Not long ago my husband had the word Courage tattooed on his wrist in a font that screams J’accuse! each time I see it. When I mentioned his tattoo and my reaction to my therapist, her eyes bulged ever so slightly in that way that says ‘Now this is information we can work with’ before she recovered herself and asked, in the most therapeutic of tones, “Courage…?” This, of course, was intended to get me talking. But I’m a debut novelist, and I’ve learned not to say what I really think.
The irony of that last statement is not lost on me. But, really….
What can I possibly say to the workshop leader who, after taking my $125, informs me that only one percent of all writers ever find an agent, and only one percent of those will ever see publication…then smiles?
Or…
The Kafkaesque bookstore manager who informs me that—even though I’ve defied the odds and had a book published—they just don’t have the space to carry my novel “unless they can be certain it will sell.”
Or
The woman who seeks me out to tell me she doesn’t plan to read my novel because she doesn’t read that kind of book (whatever that means) but then launches into a description of the book she’d like to write.
Or
The anonymous “reviewer” who dismisses my novel while giving five stars to the 9 romance novels she (I hope) read that same week.
Or
The woman (why are they always women?) who sets my book back on the table after finding there are no “study questions” in the back to guide her.
Or
The well-meaning friend who insists that unless I master Twitter, blogs, Facebook, Youtube, and subscribe to the half dozen “social” sites she follows, thus living in front of a monitor until I die, there is absolutely no hope of my book ever being noticed.
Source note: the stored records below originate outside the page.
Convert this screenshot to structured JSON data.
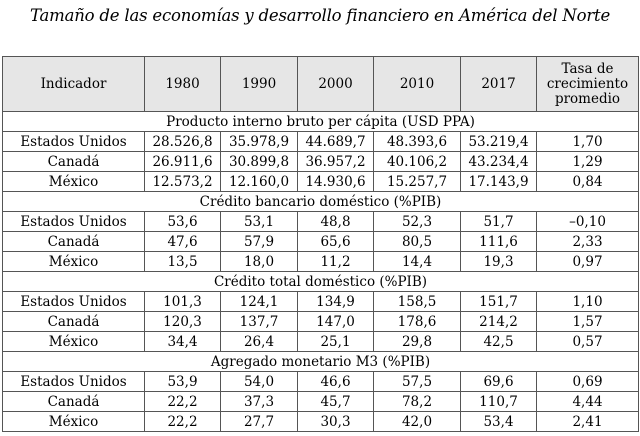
{
  "title": "Tamaño de las economías y desarrollo financiero en América del Norte",
  "table": {
    "headers": [
      "Indicador",
      "1980",
      "1990",
      "2000",
      "2010",
      "2017",
      "Tasa de crecimiento promedio"
    ],
    "sections": [
      {
        "title": "Producto interno bruto per cápita (USD PPA)",
        "rows": [
          {
            "indicator": "Estados Unidos",
            "values": [
              "28.526,8",
              "35.978,9",
              "44.689,7",
              "48.393,6",
              "53.219,4",
              "1,70"
            ]
          },
          {
            "indicator": "Canadá",
            "values": [
              "26.911,6",
              "30.899,8",
              "36.957,2",
              "40.106,2",
              "43.234,4",
              "1,29"
            ]
          },
          {
            "indicator": "México",
            "values": [
              "12.573,2",
              "12.160,0",
              "14.930,6",
              "15.257,7",
              "17.143,9",
              "0,84"
            ]
          }
        ]
      },
      {
        "title": "Crédito bancario doméstico (%PIB)",
        "rows": [
          {
            "indicator": "Estados Unidos",
            "values": [
              "53,6",
              "53,1",
              "48,8",
              "52,3",
              "51,7",
              "–0,10"
            ]
          },
          {
            "indicator": "Canadá",
            "values": [
              "47,6",
              "57,9",
              "65,6",
              "80,5",
              "111,6",
              "2,33"
            ]
          },
          {
            "indicator": "México",
            "values": [
              "13,5",
              "18,0",
              "11,2",
              "14,4",
              "19,3",
              "0,97"
            ]
          }
        ]
      },
      {
        "title": "Crédito total doméstico (%PIB)",
        "rows": [
          {
            "indicator": "Estados Unidos",
            "values": [
              "101,3",
              "124,1",
              "134,9",
              "158,5",
              "151,7",
              "1,10"
            ]
          },
          {
            "indicator": "Canadá",
            "values": [
              "120,3",
              "137,7",
              "147,0",
              "178,6",
              "214,2",
              "1,57"
            ]
          },
          {
            "indicator": "México",
            "values": [
              "34,4",
              "26,4",
              "25,1",
              "29,8",
              "42,5",
              "0,57"
            ]
          }
        ]
      },
      {
        "title": "Agregado monetario M3 (%PIB)",
        "rows": [
          {
            "indicator": "Estados Unidos",
            "values": [
              "53,9",
              "54,0",
              "46,6",
              "57,5",
              "69,6",
              "0,69"
            ]
          },
          {
            "indicator": "Canadá",
            "values": [
              "22,2",
              "37,3",
              "45,7",
              "78,2",
              "110,7",
              "4,44"
            ]
          },
          {
            "indicator": "México",
            "values": [
              "22,2",
              "27,7",
              "30,3",
              "42,0",
              "53,4",
              "2,41"
            ]
          }
        ]
      }
    ]
  }
}
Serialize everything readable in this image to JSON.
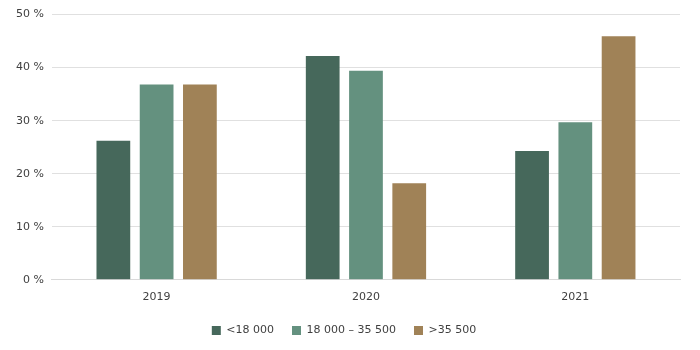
{
  "chart_data": {
    "type": "bar",
    "categories": [
      "2019",
      "2020",
      "2021"
    ],
    "series": [
      {
        "name": "<18 000",
        "color": "#46685b",
        "values": [
          26.2,
          42.2,
          24.3
        ]
      },
      {
        "name": "18 000 – 35 500",
        "color": "#64917f",
        "values": [
          36.8,
          39.4,
          29.7
        ]
      },
      {
        "name": ">35 500",
        "color": "#a08257",
        "values": [
          36.8,
          18.2,
          45.9
        ]
      }
    ],
    "ylim": [
      0,
      50
    ],
    "yticks": [
      {
        "value": 0,
        "label": "0 %"
      },
      {
        "value": 10,
        "label": "10 %"
      },
      {
        "value": 20,
        "label": "20 %"
      },
      {
        "value": 30,
        "label": "30 %"
      },
      {
        "value": 40,
        "label": "40 %"
      },
      {
        "value": 50,
        "label": "50 %"
      }
    ],
    "grid": true,
    "legend": "bottom"
  }
}
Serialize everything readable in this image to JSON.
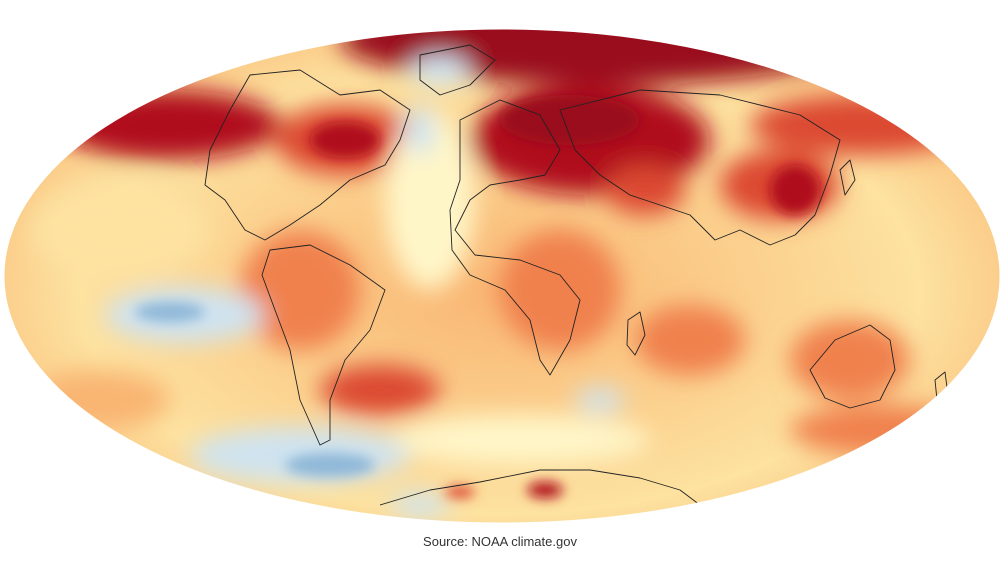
{
  "map": {
    "projection": "hammer-aitoff",
    "variable": "temperature-anomaly",
    "palette": {
      "cool_strong": "#8fb8d8",
      "cool": "#cfe3f0",
      "neutral": "#fff6c8",
      "warm_light": "#fde2a0",
      "warm": "#f9b572",
      "warm_mid": "#f0814e",
      "hot": "#dc4a32",
      "hottest": "#b0101e",
      "extreme": "#9a0a1c",
      "coastline": "#222222"
    }
  },
  "source": {
    "text": "Source: NOAA climate.gov"
  }
}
Remember “Blue Light Specials” at K-Mart? Shoppers were addressed over loud speakers to rush to a section of the store that offered minutes-long special sales on toilet paper, flip flops, or shampoo. And the shoppers ran. Marketing these days is more sophisticated. We run even if we go broke saving money.
In her terrific new book, Bossypants, Tina Fey recounts an interaction between Amy Poehler and Jimmy Fallon when Poehler was new to SNL. Amy was in the middle of a comedy bit with Seth Meyers when Fallon, star of the show, told her to stop what she was doing. He said the bit wasn’t cute and he didn’t like it. (Read: unladylike.) Poehler shot back, “I don’t fucking care if you like it” and went back to her bit. As Fey read the interaction, Poehler was making it clear she wasn’t there to please Fallon or anyone else. Fey goes on to write: “It is an impressively arrogant move to conclude that just because you don’t like something, it is empirically not good. I don’t like Chinese food, but I don’t write articles trying to prove it doesn’t exist.”
Apparently J.D. Salinger was so outraged by the world that he holed up in Vermont and occasionally drank his own urine. Name your poison. But I’m beginning to understand why writers drink.